Movies

Ángeles Reiné Set to Follow ‘Héroes de Barrio’ With Mali Immigrant Story, Stunt Motocross Tale (EXCLUSIVE)

Spanish director Ángeles Reiné celebrates family, neighborhood friendships and soccer in her a feel-good comedy “Héroes de Barrio” (“Football Heroes of the Block”).

The film, Reiné’s sophomore feature following 2019’s “Salir del ropero” (“So My Grandma’s a Lesbian!”), which screens at the Malaga Festival, follows financially-strapped Seville bar owner Luis, who seeks to impress his young daughter Paula by pretending to be pals with Joaquin, the beloved and charismatic real-life captain of the Real Betis football club. At the same time, he’s angling to get back together with Paula’s mom, the love of his life, who now lives with her new and much wealthier boyfriend.

Reiné says she set out to tell a story about the heroes of working-class people and those struggling to make ends meet. Her film also revolves around a 9-year-old girl who dreams not only of being a football player but also of her family being together again.

“That’s beautiful, to have a dream at the age of 9. I was thinking how nice it would be for all the girls who see this movie, to see that you need dreams to live,” the director says.

At the same time, she wanted to show how an underdog — who is regarded as a loser by those who cherish winning — becomes a hero for the love of his daughter.

Reiné imagined the story set in a working-class neighborhood “where people don’t have illusions because they have no time for illusions — they have to take care of their lives, pay their bills, those kinds of things.”

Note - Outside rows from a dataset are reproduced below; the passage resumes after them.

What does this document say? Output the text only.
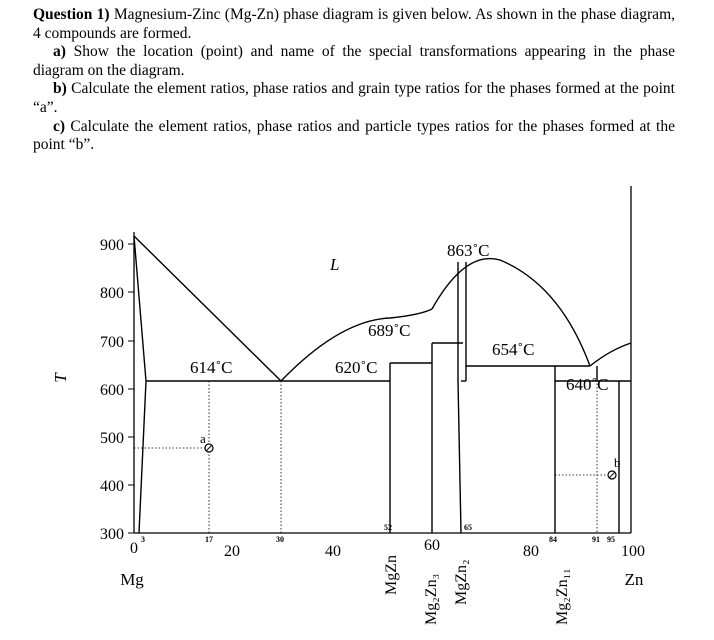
Question 1) Magnesium-Zinc (Mg-Zn) phase diagram is given below. As shown in the phase diagram, 4 compounds are formed.

a) Show the location (point) and name of the special transformations appearing in the phase diagram on the diagram.

b) Calculate the element ratios, phase ratios and grain type ratios for the phases formed at the point “a”.

c) Calculate the element ratios, phase ratios and particle types ratios for the phases formed at the point “b”.

900
800
700
600
500
400
300
T
L
863˚C
689˚C
654˚C
614˚C	620˚C
640˚C
a
b
3	17	30
52	65
84	91 95
0	20	40	60	80	100
Mg	Zn
MgZn Mg₂Zn₃ MgZn₂	Mg₂Zn₁₁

The neighborhood, in a suburb of Seville, is like a village, where everyone knows each other, she adds.

“I live in a village, but actually I used to live in big cities, in London, in Barcelona, in Madrid, in San Francisco, in Los Angeles – I was living in many big cities, and now I live in a small village in the south of Spain. I discovered that living in a small town, you can be more yourself because you know everybody. It’s good because you’re not alone; you don’t feel the loneliness of the city.”

Reiné decided on Alcalá de Guadaíra, a suburb located southeast of Seville, where she shot in a neighborhood beset by high unemployment and low-income households.

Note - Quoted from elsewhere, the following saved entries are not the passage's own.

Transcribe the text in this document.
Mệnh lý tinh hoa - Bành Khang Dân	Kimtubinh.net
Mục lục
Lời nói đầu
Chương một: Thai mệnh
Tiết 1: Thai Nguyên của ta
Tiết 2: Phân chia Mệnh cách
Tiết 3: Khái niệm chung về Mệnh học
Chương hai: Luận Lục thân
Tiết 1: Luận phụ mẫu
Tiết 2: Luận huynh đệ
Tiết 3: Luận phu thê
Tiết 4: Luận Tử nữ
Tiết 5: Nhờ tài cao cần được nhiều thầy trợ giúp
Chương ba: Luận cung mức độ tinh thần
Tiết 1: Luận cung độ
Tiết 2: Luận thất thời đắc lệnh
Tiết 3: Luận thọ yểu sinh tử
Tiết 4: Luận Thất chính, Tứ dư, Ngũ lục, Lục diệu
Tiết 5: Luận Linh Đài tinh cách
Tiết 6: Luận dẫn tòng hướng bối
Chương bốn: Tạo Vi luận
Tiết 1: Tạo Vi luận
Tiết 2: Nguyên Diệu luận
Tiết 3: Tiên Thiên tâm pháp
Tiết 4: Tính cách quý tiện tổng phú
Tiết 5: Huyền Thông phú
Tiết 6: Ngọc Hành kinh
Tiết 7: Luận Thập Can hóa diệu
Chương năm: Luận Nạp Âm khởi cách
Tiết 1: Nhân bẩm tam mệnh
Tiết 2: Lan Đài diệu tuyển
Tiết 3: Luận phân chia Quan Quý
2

“The location was very real,” she notes.

Music plays a major role in the film — specifically the original rap music written by composer and musical director Alfonso Casado. “When I was writing the script I always had rap in my mind. Rap is a way in which you denounce what you don’t like about life. I can see that in this barrio, this neighborhood.”

Casado, she adds, “understood very well the movie and the story. We worked very well together.”

The story of a little girl striving to become a soccer player also reflects the growing popularity of women’s soccer in Spain, Reiné adds, noting that a Spanish woman, Barcelona’s Alexia Putellas, won last year’s Women’s Ballon d’Or soccer award.

“It’s starting. It’s going slow, but it’s starting. I also wanted to support female football players because women, we can do anything that we want. If we would like to play football, why not?”

She notes that while attending the London Film School in the 1990s she made a documentary about a female British boxing champion.

“I really believe in feminism,” Reiné stresses. “Feminism for me is just that we have to be equal.”

Reiné will continue to tell stories of talented women in her next projects, which include two features and a series, all currently in development.

One feature film project focuses on young immigrants from Mali, which she describes as a “feel-good movie” with social themes. It could be her next project.

“The other feature film is about female empowerment – about a woman who becomes the European acrobatic motorcycling champion.”

The series she is developing is set in the world of tattoo artists and follows a talented young woman from a humble background who gains fame in the industry.

“I’m very happy with both projects and also with the TV series.”

“Football Heroes of the Block” is produced by Palacios Gador AIE, Álamo Producciones Audiovisuales, Galdo Media and Spal Films. Madrid-based Latido Films is selling the film internationally.